Scientists at the University of Sussex have discovered how just two neurons in the brain hold the key to explaining how complex behavioural decisions are made.
In the first-of-its-kind study, published in Nature Communications, scientists from the University studied the brain activity of freshwater snails and discovered how a circuit comprising of just two neurons can drive a sophisticated form of decision making.
Scientists, from Sussex Neuroscience, monitored the snails’ behaviour whilst they made decisions in their search for food (in this case lettuce). The researchers then measured the activity in the snail’s brain by using electrodes to record small electrical changes, called action potentials, in individual neurons.
They discovered a controller type neuron which lets the snail’s brain know potential food is present and a second neuron which transmits signals telling the snail’s brain what it’s motivational state is, i.e., whether it’s hungry or not. The scientists also reveal how the system, created by the neurons, enables the snails to save energy by reducing brain activity when food is not found.
Professor George Kemenes, of the University of Sussex, who led the study, said: “What goes on in our brains when we make complex behavioural decisions and carry them out is poorly understood.

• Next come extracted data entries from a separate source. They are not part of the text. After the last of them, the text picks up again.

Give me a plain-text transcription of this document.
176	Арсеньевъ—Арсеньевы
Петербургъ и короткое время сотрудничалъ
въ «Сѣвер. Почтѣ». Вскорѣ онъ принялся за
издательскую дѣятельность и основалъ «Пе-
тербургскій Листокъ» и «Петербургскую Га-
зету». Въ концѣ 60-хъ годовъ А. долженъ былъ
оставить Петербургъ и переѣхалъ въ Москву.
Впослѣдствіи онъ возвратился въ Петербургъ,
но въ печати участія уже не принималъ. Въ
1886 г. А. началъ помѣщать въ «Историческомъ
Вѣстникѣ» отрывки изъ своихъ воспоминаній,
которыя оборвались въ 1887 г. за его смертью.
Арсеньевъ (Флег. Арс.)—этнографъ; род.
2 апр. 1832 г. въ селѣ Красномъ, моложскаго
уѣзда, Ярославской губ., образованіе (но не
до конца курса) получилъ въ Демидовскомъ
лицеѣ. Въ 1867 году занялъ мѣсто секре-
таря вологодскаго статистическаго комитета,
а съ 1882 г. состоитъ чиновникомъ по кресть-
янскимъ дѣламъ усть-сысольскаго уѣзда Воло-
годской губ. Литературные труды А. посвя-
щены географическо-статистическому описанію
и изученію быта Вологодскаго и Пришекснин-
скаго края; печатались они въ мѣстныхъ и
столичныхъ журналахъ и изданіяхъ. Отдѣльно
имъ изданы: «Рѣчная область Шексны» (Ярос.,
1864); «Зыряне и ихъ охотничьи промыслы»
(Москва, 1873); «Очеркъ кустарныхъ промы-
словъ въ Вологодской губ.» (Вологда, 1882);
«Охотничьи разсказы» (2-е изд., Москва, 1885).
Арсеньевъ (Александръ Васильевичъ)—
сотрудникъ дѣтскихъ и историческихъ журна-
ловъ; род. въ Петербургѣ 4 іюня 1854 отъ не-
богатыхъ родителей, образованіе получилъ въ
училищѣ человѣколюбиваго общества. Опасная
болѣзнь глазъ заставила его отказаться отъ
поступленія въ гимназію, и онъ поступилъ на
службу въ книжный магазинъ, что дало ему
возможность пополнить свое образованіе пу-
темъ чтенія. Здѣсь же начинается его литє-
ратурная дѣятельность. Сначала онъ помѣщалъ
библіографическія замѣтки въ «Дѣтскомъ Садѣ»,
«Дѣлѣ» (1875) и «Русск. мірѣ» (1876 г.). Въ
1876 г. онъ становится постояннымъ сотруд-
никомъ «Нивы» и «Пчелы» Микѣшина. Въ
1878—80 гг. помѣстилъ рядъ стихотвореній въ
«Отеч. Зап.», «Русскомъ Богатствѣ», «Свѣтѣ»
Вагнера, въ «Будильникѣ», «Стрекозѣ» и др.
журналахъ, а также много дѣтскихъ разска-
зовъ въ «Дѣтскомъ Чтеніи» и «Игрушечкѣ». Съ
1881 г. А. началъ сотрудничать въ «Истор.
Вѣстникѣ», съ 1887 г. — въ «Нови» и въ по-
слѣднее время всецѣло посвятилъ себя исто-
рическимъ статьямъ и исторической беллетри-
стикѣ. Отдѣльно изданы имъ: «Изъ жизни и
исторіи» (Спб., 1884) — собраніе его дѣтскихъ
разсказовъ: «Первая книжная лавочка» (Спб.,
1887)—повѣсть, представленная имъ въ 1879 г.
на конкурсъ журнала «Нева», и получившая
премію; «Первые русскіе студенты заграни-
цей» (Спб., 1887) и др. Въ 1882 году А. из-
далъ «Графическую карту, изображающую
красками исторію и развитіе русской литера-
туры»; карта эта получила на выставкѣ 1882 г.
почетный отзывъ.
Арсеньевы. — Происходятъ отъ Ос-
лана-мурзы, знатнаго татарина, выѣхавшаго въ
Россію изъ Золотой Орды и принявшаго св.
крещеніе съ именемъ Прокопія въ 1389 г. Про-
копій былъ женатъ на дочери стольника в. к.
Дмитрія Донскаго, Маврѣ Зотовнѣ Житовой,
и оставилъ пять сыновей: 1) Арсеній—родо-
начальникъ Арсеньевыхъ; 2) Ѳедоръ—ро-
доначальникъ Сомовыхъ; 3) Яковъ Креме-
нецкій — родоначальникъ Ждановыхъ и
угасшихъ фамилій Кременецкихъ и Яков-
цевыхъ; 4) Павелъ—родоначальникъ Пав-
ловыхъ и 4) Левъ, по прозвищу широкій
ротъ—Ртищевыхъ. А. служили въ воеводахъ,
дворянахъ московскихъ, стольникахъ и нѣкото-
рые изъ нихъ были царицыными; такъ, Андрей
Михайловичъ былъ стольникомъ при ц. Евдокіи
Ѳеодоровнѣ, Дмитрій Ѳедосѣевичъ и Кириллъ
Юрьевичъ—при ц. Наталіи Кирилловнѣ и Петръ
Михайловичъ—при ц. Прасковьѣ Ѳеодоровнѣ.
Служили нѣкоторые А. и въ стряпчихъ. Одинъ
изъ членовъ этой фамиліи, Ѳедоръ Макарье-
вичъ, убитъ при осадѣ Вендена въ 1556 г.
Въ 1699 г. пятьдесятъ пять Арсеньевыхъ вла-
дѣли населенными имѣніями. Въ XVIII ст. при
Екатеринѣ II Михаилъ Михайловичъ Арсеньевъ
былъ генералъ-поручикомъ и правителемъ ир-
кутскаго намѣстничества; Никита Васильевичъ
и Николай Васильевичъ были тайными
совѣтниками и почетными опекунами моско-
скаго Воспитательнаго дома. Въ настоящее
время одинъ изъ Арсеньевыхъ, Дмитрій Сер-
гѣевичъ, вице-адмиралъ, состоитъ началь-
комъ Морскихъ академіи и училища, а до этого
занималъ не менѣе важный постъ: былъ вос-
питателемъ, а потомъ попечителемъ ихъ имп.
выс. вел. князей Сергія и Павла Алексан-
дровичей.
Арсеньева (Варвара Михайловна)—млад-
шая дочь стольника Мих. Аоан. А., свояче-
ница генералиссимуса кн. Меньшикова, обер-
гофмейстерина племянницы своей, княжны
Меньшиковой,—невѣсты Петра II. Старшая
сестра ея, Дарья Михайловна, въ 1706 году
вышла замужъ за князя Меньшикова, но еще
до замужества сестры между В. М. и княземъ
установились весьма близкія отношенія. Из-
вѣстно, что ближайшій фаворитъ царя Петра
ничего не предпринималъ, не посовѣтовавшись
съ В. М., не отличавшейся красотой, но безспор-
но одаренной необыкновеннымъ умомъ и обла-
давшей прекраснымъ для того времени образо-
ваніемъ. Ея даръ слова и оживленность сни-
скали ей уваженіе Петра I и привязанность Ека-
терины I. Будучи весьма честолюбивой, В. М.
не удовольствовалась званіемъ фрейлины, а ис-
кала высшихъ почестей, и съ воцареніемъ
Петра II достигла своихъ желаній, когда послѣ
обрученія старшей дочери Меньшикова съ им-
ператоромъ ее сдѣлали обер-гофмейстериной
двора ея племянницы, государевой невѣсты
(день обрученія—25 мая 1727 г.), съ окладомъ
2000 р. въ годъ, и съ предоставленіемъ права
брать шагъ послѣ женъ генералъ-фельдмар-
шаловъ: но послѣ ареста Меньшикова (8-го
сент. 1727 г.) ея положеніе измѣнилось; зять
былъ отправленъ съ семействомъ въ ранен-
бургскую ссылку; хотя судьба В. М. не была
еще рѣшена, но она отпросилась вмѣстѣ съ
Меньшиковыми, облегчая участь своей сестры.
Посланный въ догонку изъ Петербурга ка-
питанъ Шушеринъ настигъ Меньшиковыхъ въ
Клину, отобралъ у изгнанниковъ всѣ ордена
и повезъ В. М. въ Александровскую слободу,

“Our study reveals for the first-time how just two neurons can create a mechanism in an animal’s brain which drives and optimizes complex decision making tasks. It also shows how this system helps to manage how much energy they use once they have made a decision.
“Our findings can help scientists to identify other core neuronal systems which underlie similar decision making processes. This will eventually help us design the ‘brains’ of robots based on the principle of using the fewest possible components necessary to perform complex tasks.”
Food-searching is an example of a goal-directed behaviour which is essential for survival. During goal-directed decision making, such as searching for food, animals must integrate information about both their external environment and their internal state in order to find food whilst using minimal energy.
Article: A two-neuron system for adaptive goal-directed decision-making in Lymnaea, Michael Crossley, Kevin Staras & György Kemenes, Nature Communications, doi:10.1038/ncomms11793, published 3 June 2016.